Calf Stretching Exercises

The calf muscle is an important part of the total machine of your body. The little movements of the muscle contribute to walking, running and various other activities we enjoy. Proper stretching and working of the calf muscle will result in good performance and may help reduce injury. You can properly stretch your calves with a few key exercises.
  1. Hanging Calf Stretch

    • The hanging calf stretch is a good exercise to help elongate the calf muscle and acclimate it to high levels of stress without injury. Find a stair step or some other elevated surface, and hang your heels off the back. You are going to drop the heel and feel the stretch for 10 seconds and then release. You should do this twice to get the optimal benefit of the stretch.
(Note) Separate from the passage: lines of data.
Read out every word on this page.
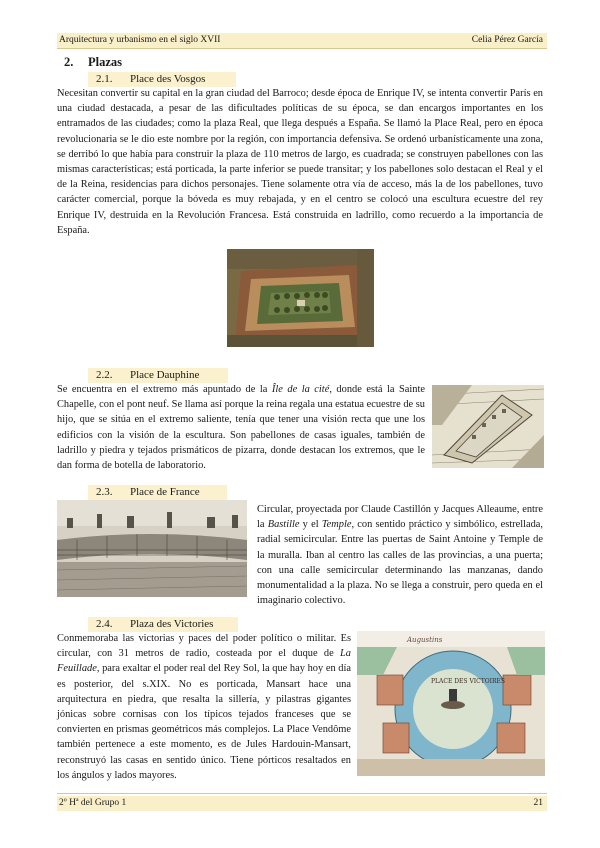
Arquitectura y urbanismo en el siglo XVII	Celia Pérez García
2. Plazas
2.1. Place des Vosgos

Necesitan convertir su capital en la gran ciudad del Barroco; desde época de Enrique IV, se intenta convertir París en una ciudad destacada, a pesar de las dificultades políticas de su época, se dan encargos importantes en los entramados de las ciudades; como la plaza Real, que llega después a España. Se llamó la Place Real, pero en época revolucionaria se le dio este nombre por la región, con importancia defensiva. Se ordenó urbanísticamente una zona, se derribó lo que había para construir la plaza de 110 metros de largo, es cuadrada; se construyen pabellones con las mismas características; está porticada, la parte inferior se puede transitar; y los pabellones solo destacan el Real y el de la Reina, residencias para dichos personajes. Tiene solamente otra vía de acceso, más la de los pabellones, tuvo carácter comercial, porque la bóveda es muy rebajada, y en el centro se colocó una escultura ecuestre del rey Enrique IV, destruida en la Revolución Francesa. Está construida en ladrillo, como recuerdo a la importancia de España.

2.2. Place Dauphine

Se encuentra en el extremo más apuntado de la Île de la cité, donde está la Sainte Chapelle, con el pont neuf. Se llama así porque la reina regala una estatua ecuestre de su hijo, que se sitúa en el extremo saliente, tenía que tener una visión recta que une los edificios con la visión de la escultura. Son pabellones de casas iguales, también de ladrillo y piedra y tejados prismáticos de pizarra, donde destacan los extremos, que le dan forma de botella de laboratorio.

2.3. Place de France

Circular, proyectada por Claude Castillón y Jacques Alleaume, entre la Bastille y el Temple, con sentido práctico y simbólico, estrellada, radial semicircular. Entre las puertas de Saint Antoine y Temple de la muralla. Iban al centro las calles de las provincias, a una puerta; con una calle semicircular determinando las manzanas, dando monumentalidad a la plaza. No se llega a construir, pero queda en el imaginario colectivo.

2.4. Plaza des Victories

Conmemoraba las victorias y paces del poder político o militar. Es circular, con 31 metros de radio, costeada por el duque de La Feuillade, para exaltar el poder real del Rey Sol, la que hay hoy en día es posterior, del s.XIX. No es porticada, Mansart hace una arquitectura en piedra, que resalta la sillería, y pilastras gigantes jónicas sobre cornisas con los típicos tejados franceses que se convierten en prismas geométricos más complejos. La Place Vendôme también pertenece a este momento, es de Jules Hardouin-Mansart, reconstruyó las casas en sentido único. Tiene pórticos resaltados en los ángulos y lados mayores.

Augustins
PLACE DES VICTOIRES
2º Hª del Grupo 1	21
    Step-Lunge Calf Stretch

    • Take a step forward and lunge forward, putting the bulk of your weight on the front leg. This will stretch the top of the calf, and is a low-impact stretch if you are injured. You'll want to hold this stretch for 15 seconds. Do this stretch for both calves. If you experience any pain before starting the stretch, make sure to warm up as best you can.

    Propped Calf Stretch

    • This is also a low-impact stretch. Anyone, injured or not, can complete this stretch. Prop your foot against the wall so that your toes are pointed upward. You can extend your back leg as far as you can or keep it about a foot away from your front leg. The farther back your back leg extends, the deeper and more intensive the stretch will be.